EDF et RTE ne sont pas inquiets, même si la disponibilité du parc nucléaire (83 %) n’est pas optimale et si le pays manque de capacités de pointe utilisables rapidement, comme les centrales à cycles combinés gaz. "Lundi, à la pointe de consommation, 54 réacteurs sur 58 étaient en fonctionnement", note EDF. Outre le nucléaire (65 % des capacités), EDF a 447 centrales hydroélectriques (21 %) et des unités fonctionnant au charbon ou au fioul (14 %). Ses capacités atteignent 96 400 MW, auxquelles s’ajoutent celles de Suez et d’Endesa.

EDF peut aussi faire jouer les contrats d’effacement, qui prévoient que des clients réduisent leur consommation en échange de tarifs plus intéressants. En outre, l’importation d’électricité ne signifie pas toujours que les centrales françaises sont incapables de répondre à la demande. Au terme de subtils arbitrages, la direction de l’optimisation amont-aval d’EDF peut juger financièrement plus intéressant de vendre aux pays où le courant est cher et d’en importer pour sa propre consommation ou d’en acheter sur le marché au jour le jour. "Il y a une mise en concurrence des moyens de production", note M. Maillard. Il n’en reste pas moins qu’en début de soirée, lundi, le prix du MWh a grimpé à 263 euros sur Powernext, trois fois son prix moyen de 2007 à cette heure.

L’électricité ne se stockant pas, RTE doit en permanence équilibrer l’offre et la demande depuis son centre national de dispatching de Saint-Denis (Seine-Saint-Denis).

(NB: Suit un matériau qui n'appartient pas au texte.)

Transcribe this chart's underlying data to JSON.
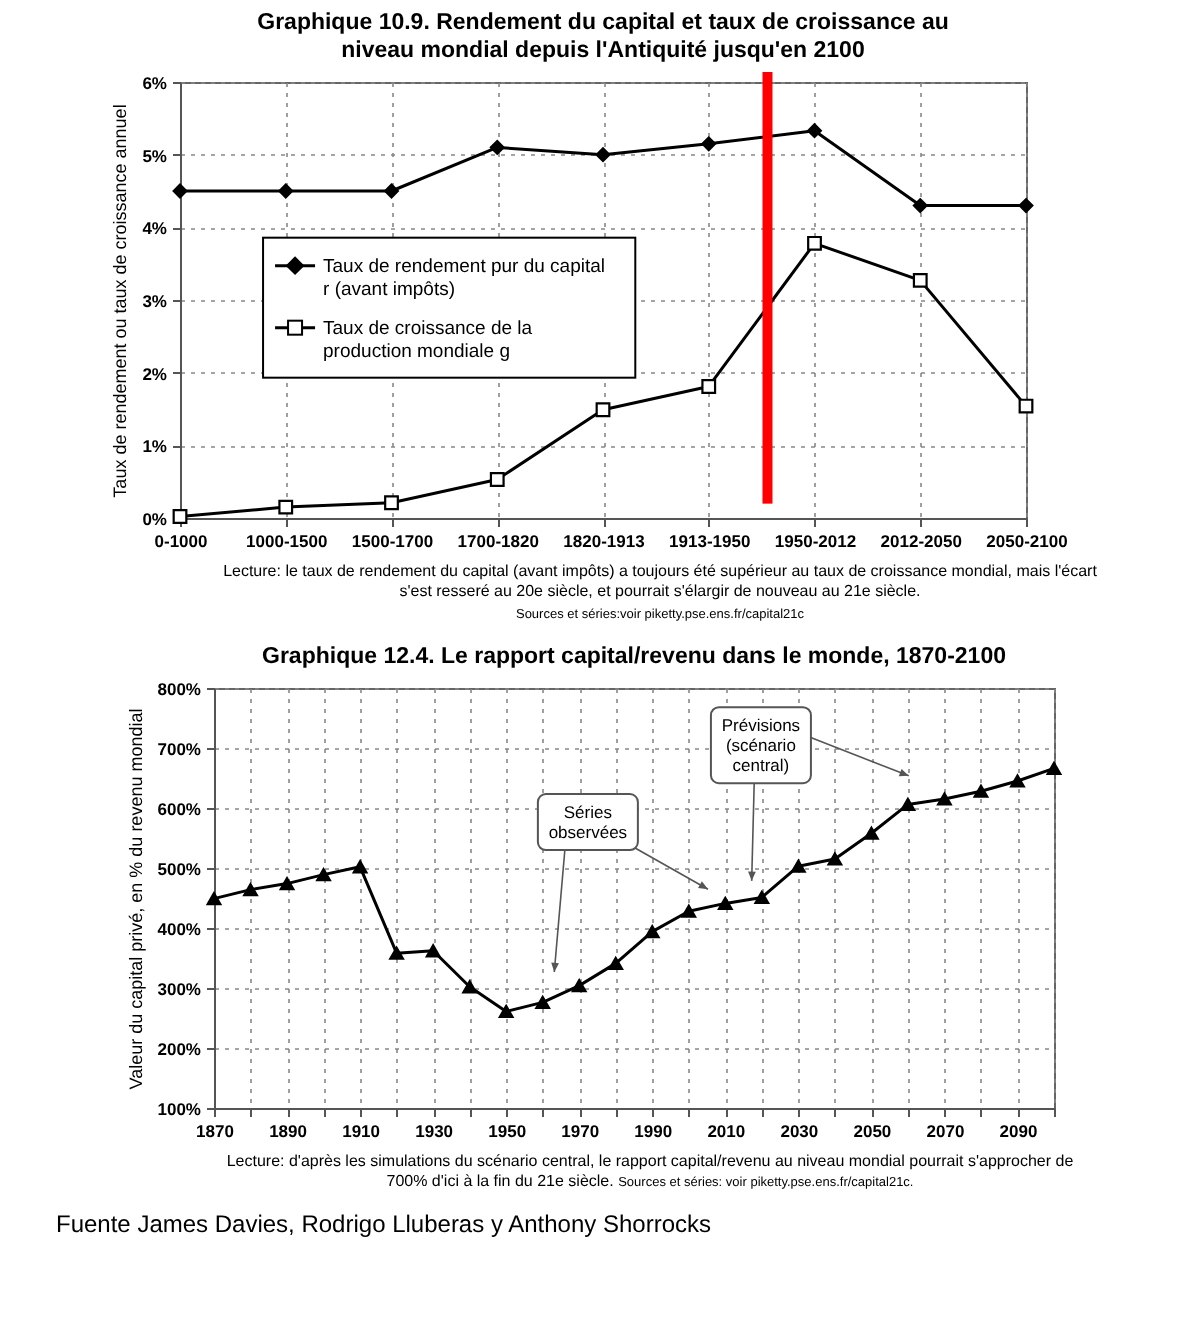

Et pour éviter d’être pris de court, il fait des prévisions de consommation pour le lendemain et à une semaine.

La situation reste néanmoins tendue à certaines périodes. En 2006, Capgemini a prévenu que la marge de production (différentiel entre la pointe de demande et la capacité totale de production) est passée en Europe de 5,8 % en 2004 à 4,8 % en 2005 et que le Vieux Continent est menacé de délestages, voire de black out, en période de très forte consommation. Le groupe de conseil y évaluait l’investissement nécessaire (centrales, lignes...) à 700 milliards d’euros d’ici à 2030.

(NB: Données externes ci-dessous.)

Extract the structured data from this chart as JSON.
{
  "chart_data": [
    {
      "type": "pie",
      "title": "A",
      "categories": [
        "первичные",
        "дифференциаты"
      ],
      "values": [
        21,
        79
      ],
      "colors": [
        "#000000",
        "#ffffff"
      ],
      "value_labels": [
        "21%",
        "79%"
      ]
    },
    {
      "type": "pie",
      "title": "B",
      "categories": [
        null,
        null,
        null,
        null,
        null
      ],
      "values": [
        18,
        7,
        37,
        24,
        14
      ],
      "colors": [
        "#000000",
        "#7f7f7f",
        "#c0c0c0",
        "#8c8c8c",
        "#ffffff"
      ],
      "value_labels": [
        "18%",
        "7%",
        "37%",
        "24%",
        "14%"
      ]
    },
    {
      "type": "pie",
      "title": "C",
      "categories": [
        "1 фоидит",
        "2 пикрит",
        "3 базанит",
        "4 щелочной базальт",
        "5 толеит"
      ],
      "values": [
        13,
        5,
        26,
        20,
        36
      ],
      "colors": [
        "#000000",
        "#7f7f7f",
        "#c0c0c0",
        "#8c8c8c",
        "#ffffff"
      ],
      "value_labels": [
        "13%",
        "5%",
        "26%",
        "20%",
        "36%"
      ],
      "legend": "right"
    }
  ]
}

En France, RTE invite à privilégier sur les centrales mobilisables rapidement. "C’est la consommation à la pointe qui augmente le plus, c’est donc sur la production de pointe qu’il faut faire porter l’effort", résume M. Maillard. RTE prévoit que les pointes atteindront 95 000 MW en 2010 et même 103 000 MW en 2020. La sécurité d’approvisionnement semble néanmoins "assurée jusqu’en 2011". Et même jusqu’en 2014 compte tenu des nombreuses centrales en construction ou en projet (EDF, Gaz de France, Suez, Endesa, Poweo...). Elles seront d’autant plus nécessaires que la demande augmente plus vite que les capacités de production.